Thursday, March 29, 2007

Why You Should Enroll In A DRIP Plan

Recently I have been corresponding with several readers about their holdings and and in the course of our conversations, I suggested to many of them that they enroll in a DRIP plan for a certain security. Many of them did not know what they were, how they worked or how they helped their investments. So naturally, when I have a bunch of folks asking the same question, it then becomes time for a post about it.

First things first: What is a DRIP plan? It is short for "dividend re-investment plan". Now the next question you probably have is what does that mean? It means that instead of getting cash each time the company you have stock in pays a dividend, they give you more stock. What does this do for you? A couple of things
  • It allows you to acquire more stock without paying brokerage fees (commissions)
  • Keeps dividends in your account accruing, rather than being spent.
  • Increases your return on the original investment at a greater rate than had you just received them in cash (more on this below).
  • Dividends are only taxed at 15%, so compounding your returns via them vs. ordinary income reduces your tax burden.
Now, how does all this work? Lets go through an example. I will make it as simple as possible but as usual, please email me any questions. We are buying stock in ABC Corp. We buy 100 shares at $20 a share for a total investment of $2000. ABC pays an annual dividend of $1 a share (5%) that increases 10% annually. Now, for simplicity, lets assume that the price of ABC stock never changes for 10 years and stays the same as we bought it at, $20. This way we can measure the true effect of the DRIP plan.

After 10 years, the no-drip plan investment would have returned to you $1593.74 in dividends for a total return on your original $2000 investment of 79%, or a average of 7.9% annually.

Now, lets look at what a DRIP plan can do to those same results. Remember, we are now getting our dividends in stock, not cash. This means that our results are going to be compounded by the extra shares we will be receiving which we will then be receiving dividends on. I will go through the first few years and then extrapolate it out to the final result:

Year 1
Shares = 100
Dividend = $100 or 5 more shares ($100 divided by the $20 a share price)
Non-DRIP plan dividend= $100

Year 2
Shares= 105 (100 + 5 from year 1 dividend)
Dividend= $115 or 5.75 more shares ($115 divided by the $20 a share price)
Non-DRIP dividend = $110

Year 3
Shares = 110.75 (105 + 5.75)
Dividend= $134 or 6.7 more shares ($134 divided by the $20 a share price)
Non-DRIP dividend= $121

You can see that after only 3 years, because our dividends are buying us more shares, we are increasing our annual dividend over the no-drip holders. Lets fast forward to the end of the ten years and see where we end up

Year 10
Shares= 191.84
Dividend= $450 or 22.5 more shares
Non-DRIP dividend= $235.79

At the end of ten years, the DRIP plan has a total of 214.48 shares in the account. At the stable price of $20 a share, this brings the DRIP account value to $4,289.60 for a gain of 114% or 11.4% annually. This also means that the drip plan delivered a 48% greater return than the non DRIP plan.

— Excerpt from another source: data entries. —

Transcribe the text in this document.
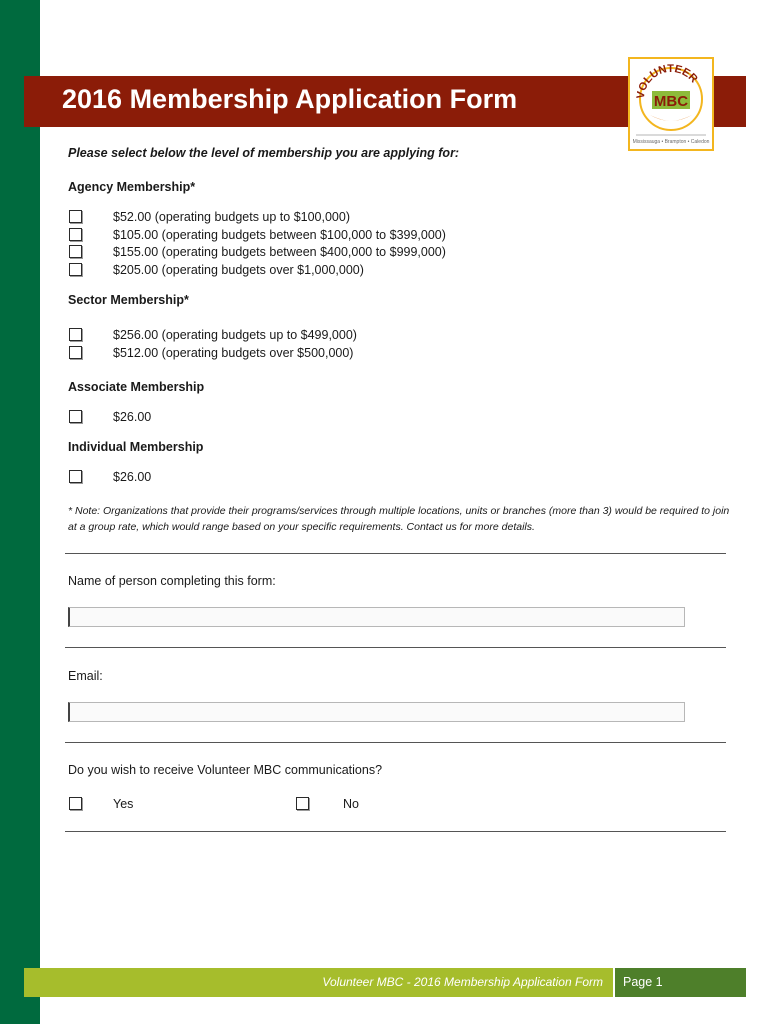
2016 Membership Application Form	VOLUNTEER
MBC
Mississauga • Brampton • Caledon
Please select below the level of membership you are applying for:
Agency Membership*
$52.00 (operating budgets up to $100,000)
$105.00 (operating budgets between $100,000 to $399,000)
$155.00 (operating budgets between $400,000 to $999,000)
$205.00 (operating budgets over $1,000,000)
Sector Membership*
$256.00 (operating budgets up to $499,000)
$512.00 (operating budgets over $500,000)
Associate Membership
$26.00
Individual Membership
$26.00
* Note: Organizations that provide their programs/services through multiple locations, units or branches (more than 3) would be required to join at a group rate, which would range based on your specific requirements. Contact us for more details.
Name of person completing this form:
Email:
Do you wish to receive Volunteer MBC communications?
Yes	No
Volunteer MBC - 2016 Membership Application Form Page 1
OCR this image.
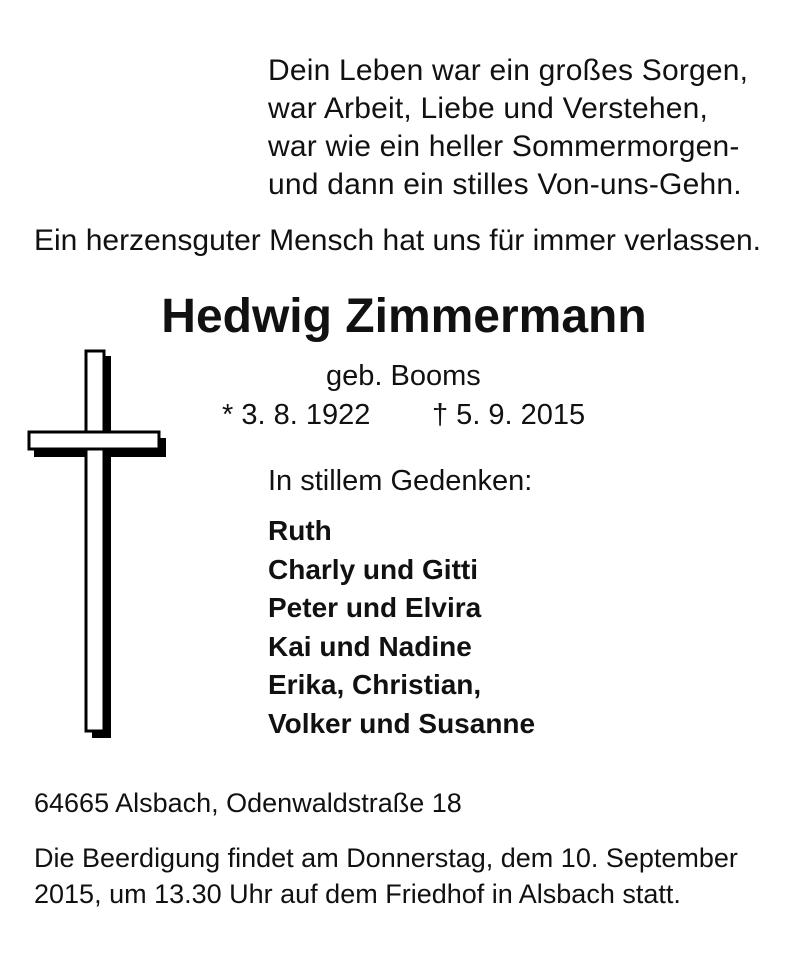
Dein Leben war ein großes Sorgen,
war Arbeit, Liebe und Verstehen,
war wie ein heller Sommermorgen-
und dann ein stilles Von-uns-Gehn.
Ein herzensguter Mensch hat uns für immer verlassen.
Hedwig Zimmermann
geb. Booms
* 3. 8. 1922 † 5. 9. 2015
In stillem Gedenken:
Ruth
Charly und Gitti
Peter und Elvira
Kai und Nadine
Erika, Christian,
Volker und Susanne
64665 Alsbach, Odenwaldstraße 18
Die Beerdigung findet am Donnerstag, dem 10. September
2015, um 13.30 Uhr auf dem Friedhof in Alsbach statt.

Drips also have the advantage of protecting you if the stock price drops. Should the price of the stock drop, your drip plan is purchasing you MORE shares of the company. This is in a way an insurance policy.

Enrolling in a DRIP usually takes less that a minute. If you use a broker like E*trade, you can do it online without filling out a form. Just click and submit.

DRIP plans are an easy way to increase your returns without doing any extra work on your end. Remember, these results were accomplished without the price of the stock increasing a single penny!! Had it increases at all, the returns would have been magnified.